Если у ее коллеги по «берлинской школе» Кристиана Петцольда в недавнем нуаре «Транзит» хотя бы проглядывает контур жанра при всей его номинальной деконструкции, то у Шанелек жанр дезинтегрируется вовсе: несмотря на то, что название как будто пришло из Одзу, назвать фильм семейной драмой язык не повернется. Иссохший до состояния скелета, безэмоциональный, но глубоко психологический, снятый с оглядкой на Брессона и политический кинематограф Жана-Мари Штрауба и Даниэль Юйе, фильм избегает шекспировских страстей (хотя дети из класса Филлипа в перебивках между сценами репетируют «Гамлета»); вместо них нам явлены брессоновские «модели», исполняющие на камеру ряд конкретных, минималистичных действий.
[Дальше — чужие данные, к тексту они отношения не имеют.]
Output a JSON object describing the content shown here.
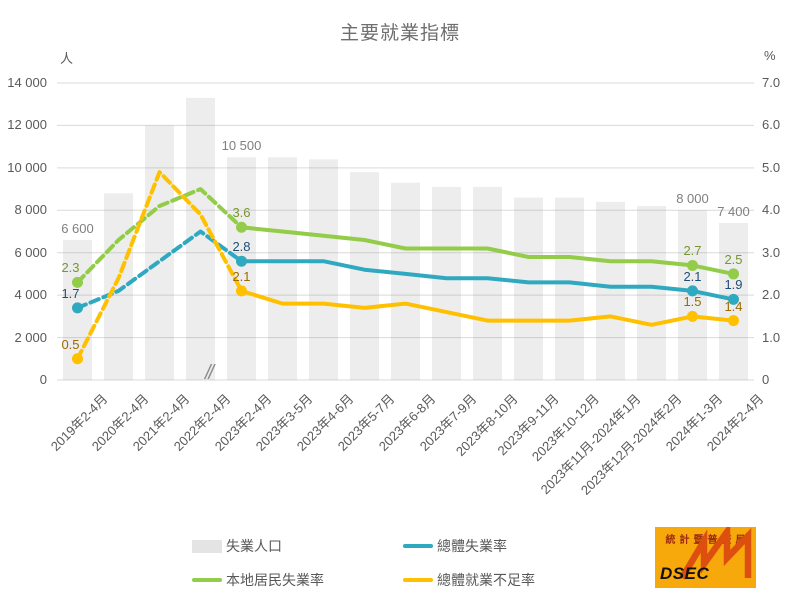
{
  "title": "主要就業指標",
  "axes": {
    "left": {
      "unit": "人",
      "ticks": [
        "14 000",
        "12 000",
        "10 000",
        "8 000",
        "6 000",
        "4 000",
        "2 000",
        "0"
      ]
    },
    "right": {
      "unit": "%",
      "ticks": [
        "7.0",
        "6.0",
        "5.0",
        "4.0",
        "3.0",
        "2.0",
        "1.0",
        "0"
      ]
    },
    "break_symbol": "//"
  },
  "chart_data": {
    "type": "combo bar+line, dual axis (persons left / % right)",
    "categories": [
      "2019年2-4月",
      "2020年2-4月",
      "2021年2-4月",
      "2022年2-4月",
      "2023年2-4月",
      "2023年3-5月",
      "2023年4-6月",
      "2023年5-7月",
      "2023年6-8月",
      "2023年7-9月",
      "2023年8-10月",
      "2023年9-11月",
      "2023年10-12月",
      "2023年11月-2024年1月",
      "2023年12月-2024年2月",
      "2024年1-3月",
      "2024年2-4月"
    ],
    "ylim_left": [
      0,
      14000
    ],
    "ylim_right": [
      0,
      7
    ],
    "grid": "horizontal only",
    "dashed_until_index": 4,
    "marker_indices": [
      0,
      4,
      15,
      16
    ],
    "series": [
      {
        "name": "失業人口",
        "type": "bar",
        "axis": "left",
        "color": "#e8e8e8",
        "values": [
          6600,
          8800,
          12000,
          13300,
          10500,
          10500,
          10400,
          9800,
          9300,
          9100,
          9100,
          8600,
          8600,
          8400,
          8200,
          8000,
          7400
        ],
        "labels": {
          "0": "6 600",
          "4": "10 500",
          "15": "8 000",
          "16": "7 400"
        },
        "label_color": "#7f7f7f"
      },
      {
        "name": "本地居民失業率",
        "type": "line",
        "axis": "right",
        "color": "#92cc49",
        "values": [
          2.3,
          3.3,
          4.1,
          4.5,
          3.6,
          3.5,
          3.4,
          3.3,
          3.1,
          3.1,
          3.1,
          2.9,
          2.9,
          2.8,
          2.8,
          2.7,
          2.5
        ],
        "labels": {
          "0": "2.3",
          "4": "3.6",
          "15": "2.7",
          "16": "2.5"
        },
        "label_color": "#76962f"
      },
      {
        "name": "總體失業率",
        "type": "line",
        "axis": "right",
        "color": "#2fa9bf",
        "values": [
          1.7,
          2.1,
          2.8,
          3.5,
          2.8,
          2.8,
          2.8,
          2.6,
          2.5,
          2.4,
          2.4,
          2.3,
          2.3,
          2.2,
          2.2,
          2.1,
          1.9
        ],
        "labels": {
          "0": "1.7",
          "4": "2.8",
          "15": "2.1",
          "16": "1.9"
        },
        "label_color": "#1f4e79"
      },
      {
        "name": "總體就業不足率",
        "type": "line",
        "axis": "right",
        "color": "#ffc000",
        "values": [
          0.5,
          2.4,
          4.9,
          3.9,
          2.1,
          1.8,
          1.8,
          1.7,
          1.8,
          1.6,
          1.4,
          1.4,
          1.4,
          1.5,
          1.3,
          1.5,
          1.4
        ],
        "labels": {
          "0": "0.5",
          "4": "2.1",
          "15": "1.5",
          "16": "1.4"
        },
        "label_color": "#9c6b00"
      }
    ]
  },
  "legend": {
    "items": [
      {
        "label": "失業人口",
        "swatch": "bar",
        "color": "#e4e4e4"
      },
      {
        "label": "總體失業率",
        "swatch": "line",
        "color": "#2fa9bf"
      },
      {
        "label": "本地居民失業率",
        "swatch": "line",
        "color": "#92cc49"
      },
      {
        "label": "總體就業不足率",
        "swatch": "line",
        "color": "#ffc000"
      }
    ]
  },
  "logo": {
    "org_name": "統計暨普查局",
    "abbr": "DSEC",
    "bg": "#f7a80a",
    "zigzag_color": "#dd4f0e"
  }
}
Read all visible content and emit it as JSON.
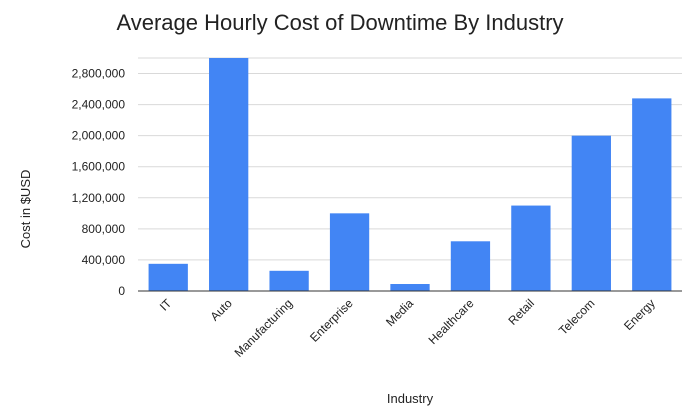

Единственный момент, когда Шанелек и ее героиня проявляют чувства, так сильно выламывается из общей брессонианы, что воспринимается как пародия: Астрид приходит вечером на могилу, ложится у надгробия и под печальную музыку смотрит на темное небо, где светит единственная звезда. После монтажной склейки мы оказываемся в музее, где Астрид разглядывает ночное небо, изображенное на картине — в этом рефлексивном кадре Шанелек выносит на поверхность роль искусства в репрезентации природы.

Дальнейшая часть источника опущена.